If you can't get a demo to run in class, I will cut you off after a few minutes and arrange for a separate demo during office hours. It is better to present a partial demo than to not present at all. I will deduct points for late demos. If you run a demo and something doesn't work, I will ask you to get it working by the next demo. If it works at the next demo and all of the new elements for that demo are also working (in other words, if you've caught up), then it won't count against you. What I want to avoid is having a group fall behind and stay behind, or slip even further. Under no circumstances can you finish the project late. The final evaluation of the project is on the last demo day.
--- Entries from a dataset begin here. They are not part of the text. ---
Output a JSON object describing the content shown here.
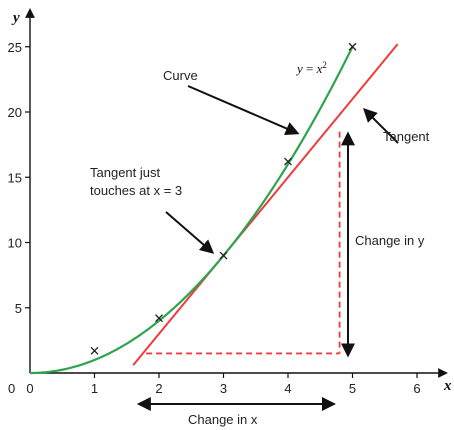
{
  "chart_data": {
    "type": "line",
    "xlabel": "x",
    "ylabel": "y",
    "xlim": [
      0,
      6.5
    ],
    "ylim": [
      0,
      27
    ],
    "x_ticks": [
      0,
      1,
      2,
      3,
      4,
      5,
      6
    ],
    "y_ticks": [
      0,
      5,
      10,
      15,
      20,
      25
    ],
    "curve": {
      "label": "y = x²",
      "color": "#2ea44f",
      "x_range": [
        0,
        5
      ]
    },
    "points": [
      {
        "x": 1,
        "y": 1.7
      },
      {
        "x": 2,
        "y": 4.2
      },
      {
        "x": 3,
        "y": 9
      },
      {
        "x": 4,
        "y": 16.2
      },
      {
        "x": 5,
        "y": 25
      }
    ],
    "tangent": {
      "at_x": 3,
      "slope": 6,
      "intercept": -9,
      "x_range": [
        1.6,
        5.7
      ],
      "color": "#ee3b3b"
    },
    "triangle": {
      "x0": 1.8,
      "x1": 4.8,
      "y0": 1.5,
      "y1": 18.5,
      "color": "#ee3b3b"
    },
    "annotations": {
      "curve": "Curve",
      "tangent": "Tangent",
      "touch_line1": "Tangent just",
      "touch_line2": "touches at x = 3",
      "change_y": "Change in y",
      "change_x": "Change in x"
    }
  }
}
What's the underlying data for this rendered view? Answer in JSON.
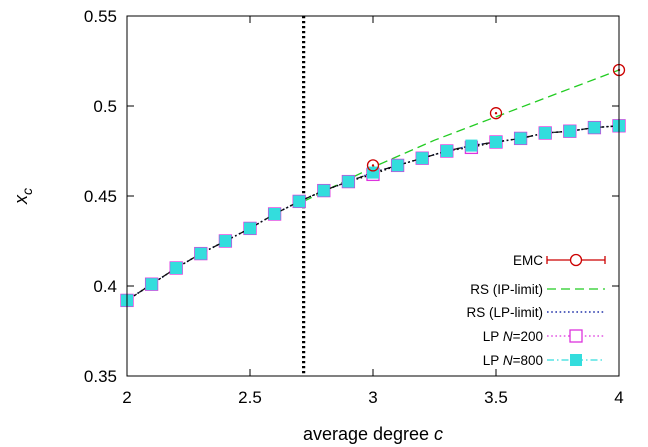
{
  "chart_data": {
    "type": "line",
    "title": "",
    "xlabel": "average degree c",
    "ylabel": "x_c",
    "xlim": [
      2,
      4
    ],
    "ylim": [
      0.35,
      0.55
    ],
    "xticks": [
      "2",
      "2.5",
      "3",
      "3.5",
      "4"
    ],
    "yticks": [
      "0.35",
      "0.4",
      "0.45",
      "0.5",
      "0.55"
    ],
    "grid": false,
    "legend_position": "bottom-right",
    "vertical_line": {
      "x": 2.718,
      "style": "dotted",
      "color": "#000000"
    },
    "series": [
      {
        "name": "EMC",
        "style": "points-with-errorbars",
        "marker": "circle-dot",
        "color": "#cc0000",
        "x": [
          3.0,
          3.5,
          4.0
        ],
        "y": [
          0.467,
          0.496,
          0.52
        ]
      },
      {
        "name": "RS (IP-limit)",
        "style": "dashed",
        "color": "#22cc22",
        "x": [
          2.718,
          3.0,
          3.25,
          3.5,
          3.75,
          4.0
        ],
        "y": [
          0.447,
          0.466,
          0.481,
          0.494,
          0.507,
          0.52
        ]
      },
      {
        "name": "RS (LP-limit)",
        "style": "dotted",
        "color": "#2233aa",
        "x": [
          2.0,
          2.1,
          2.2,
          2.3,
          2.4,
          2.5,
          2.6,
          2.7,
          2.8,
          2.9,
          3.0,
          3.1,
          3.2,
          3.3,
          3.4,
          3.5,
          3.6,
          3.7,
          3.8,
          3.9,
          4.0
        ],
        "y": [
          0.392,
          0.401,
          0.41,
          0.418,
          0.425,
          0.432,
          0.44,
          0.447,
          0.453,
          0.458,
          0.463,
          0.467,
          0.471,
          0.475,
          0.478,
          0.48,
          0.482,
          0.485,
          0.486,
          0.488,
          0.489
        ]
      },
      {
        "name": "LP N=200",
        "style": "dotted-markers",
        "marker": "open-square",
        "color": "#dd33dd",
        "x": [
          2.0,
          2.1,
          2.2,
          2.3,
          2.4,
          2.5,
          2.6,
          2.7,
          2.8,
          2.9,
          3.0,
          3.1,
          3.2,
          3.3,
          3.4,
          3.5,
          3.6,
          3.7,
          3.8,
          3.9,
          4.0
        ],
        "y": [
          0.392,
          0.401,
          0.41,
          0.418,
          0.425,
          0.432,
          0.44,
          0.447,
          0.453,
          0.458,
          0.462,
          0.467,
          0.471,
          0.475,
          0.477,
          0.48,
          0.482,
          0.485,
          0.486,
          0.488,
          0.489
        ]
      },
      {
        "name": "LP N=800",
        "style": "dashdot-markers",
        "marker": "filled-square",
        "color": "#33dddd",
        "x": [
          2.0,
          2.1,
          2.2,
          2.3,
          2.4,
          2.5,
          2.6,
          2.7,
          2.8,
          2.9,
          3.0,
          3.1,
          3.2,
          3.3,
          3.4,
          3.5,
          3.6,
          3.7,
          3.8,
          3.9,
          4.0
        ],
        "y": [
          0.392,
          0.401,
          0.41,
          0.418,
          0.425,
          0.432,
          0.44,
          0.447,
          0.453,
          0.458,
          0.463,
          0.467,
          0.471,
          0.475,
          0.478,
          0.48,
          0.482,
          0.485,
          0.486,
          0.488,
          0.489
        ]
      }
    ]
  }
}
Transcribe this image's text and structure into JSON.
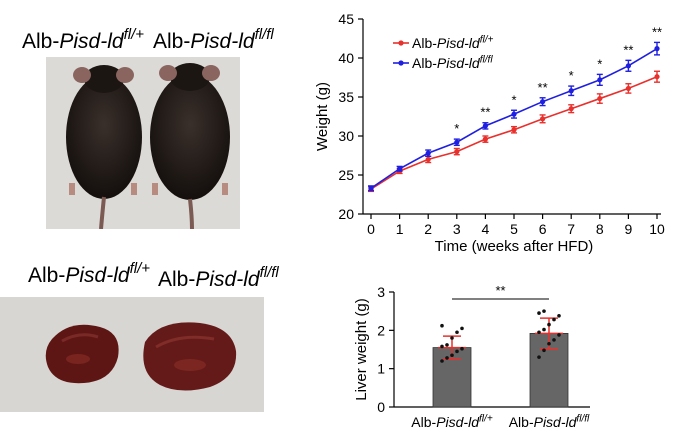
{
  "mice_panel": {
    "label_1": {
      "prefix": "Alb-",
      "gene": "Pisd-ld",
      "sup": "fl/+"
    },
    "label_2": {
      "prefix": "Alb-",
      "gene": "Pisd-ld",
      "sup": "fl/fl"
    }
  },
  "liver_panel": {
    "label_1": {
      "prefix": "Alb-",
      "gene": "Pisd-ld",
      "sup": "fl/+"
    },
    "label_2": {
      "prefix": "Alb-",
      "gene": "Pisd-ld",
      "sup": "fl/fl"
    }
  },
  "colors": {
    "control": "#e8302c",
    "knockout": "#1f1fe0",
    "bar": "#666666",
    "bar_error": "#e8302c"
  },
  "chart_data": [
    {
      "type": "line",
      "xlabel": "Time (weeks after HFD)",
      "ylabel": "Weight (g)",
      "x": [
        0,
        1,
        2,
        3,
        4,
        5,
        6,
        7,
        8,
        9,
        10
      ],
      "xlim": [
        0,
        10
      ],
      "ylim": [
        20,
        45
      ],
      "yticks": [
        20,
        25,
        30,
        35,
        40,
        45
      ],
      "legend_position": "top-left",
      "series": [
        {
          "name": "Alb-Pisd-ld fl/+",
          "legend": {
            "prefix": "Alb-",
            "gene": "Pisd-ld",
            "sup": "fl/+"
          },
          "color": "#e8302c",
          "values": [
            23.2,
            25.5,
            27.0,
            28.0,
            29.6,
            30.8,
            32.2,
            33.5,
            34.8,
            36.1,
            37.6
          ],
          "errors": [
            0.3,
            0.3,
            0.4,
            0.4,
            0.4,
            0.4,
            0.5,
            0.5,
            0.6,
            0.6,
            0.7
          ]
        },
        {
          "name": "Alb-Pisd-ld fl/fl",
          "legend": {
            "prefix": "Alb-",
            "gene": "Pisd-ld",
            "sup": "fl/fl"
          },
          "color": "#1f1fe0",
          "values": [
            23.3,
            25.8,
            27.8,
            29.2,
            31.3,
            32.8,
            34.4,
            35.8,
            37.2,
            39.0,
            41.2
          ],
          "errors": [
            0.3,
            0.3,
            0.4,
            0.4,
            0.4,
            0.5,
            0.5,
            0.6,
            0.7,
            0.7,
            0.8
          ]
        }
      ],
      "significance": [
        "",
        "",
        "",
        "*",
        "**",
        "*",
        "**",
        "*",
        "*",
        "**",
        "**"
      ]
    },
    {
      "type": "bar",
      "ylabel": "Liver weight (g)",
      "ylim": [
        0,
        3
      ],
      "yticks": [
        0,
        1,
        2,
        3
      ],
      "categories": [
        {
          "prefix": "Alb-",
          "gene": "Pisd-ld",
          "sup": "fl/+"
        },
        {
          "prefix": "Alb-",
          "gene": "Pisd-ld",
          "sup": "fl/fl"
        }
      ],
      "values": [
        1.55,
        1.92
      ],
      "errors": [
        0.3,
        0.4
      ],
      "points": [
        [
          1.2,
          1.28,
          1.35,
          1.45,
          1.52,
          1.58,
          1.62,
          1.8,
          1.95,
          2.05,
          2.12
        ],
        [
          1.3,
          1.48,
          1.65,
          1.75,
          1.88,
          1.95,
          2.02,
          2.15,
          2.28,
          2.38,
          2.45,
          2.5
        ]
      ],
      "significance": "**"
    }
  ]
}
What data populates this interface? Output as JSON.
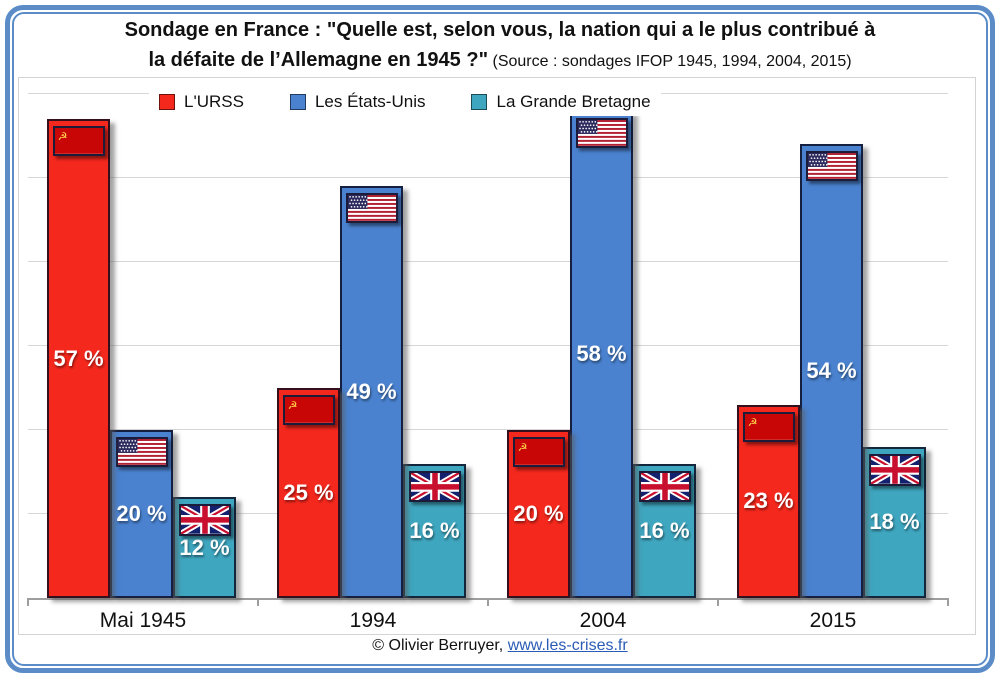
{
  "frame_color": "#5b8cc8",
  "title": {
    "line1": "Sondage en France : \"Quelle est, selon vous, la nation qui a le plus contribué à",
    "line2_bold": "la défaite de l’Allemagne en 1945 ?\"",
    "source": "(Source : sondages IFOP 1945, 1994, 2004, 2015)"
  },
  "chart_data": {
    "type": "bar",
    "title": "Sondage en France : \"Quelle est, selon vous, la nation qui a le plus contribué à la défaite de l’Allemagne en 1945 ?\"",
    "subtitle": "(Source : sondages IFOP 1945, 1994, 2004, 2015)",
    "categories": [
      "Mai 1945",
      "1994",
      "2004",
      "2015"
    ],
    "series": [
      {
        "name": "L'URSS",
        "flag": "ussr-flag",
        "color": "#f5281d",
        "values": [
          57,
          25,
          20,
          23
        ]
      },
      {
        "name": "Les États-Unis",
        "flag": "usa-flag",
        "color": "#4a82cf",
        "values": [
          20,
          49,
          58,
          54
        ]
      },
      {
        "name": "La Grande Bretagne",
        "flag": "uk-flag",
        "color": "#3fa6bf",
        "values": [
          12,
          16,
          16,
          18
        ]
      }
    ],
    "value_suffix": " %",
    "ylabel": "",
    "xlabel": "",
    "ylim": [
      0,
      62
    ],
    "gridline_step": 10,
    "grid": true,
    "legend_position": "top-left"
  },
  "footer": {
    "copyright": "© Olivier Berruyer,",
    "link": "www.les-crises.fr"
  }
}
The final report for the project – a summary of the ISA, a discussion of the structure of the emulator, instructions for operating the emulator, and performance figures for the benchmarks running on the baseline, baseline+pipeline, baseline+cache, and baseline+pipeline+cache, is due on the day of the final exam.
If you are enrolled in the honors section of this class, you may elect to do either a semester reading and report, or an enhanced version of the project. Enhancements could include: Emulating an actual processor, adding branch prediction, implementing more advanced cache configurations, providing superscalar issue to multiple pipelines, and so on.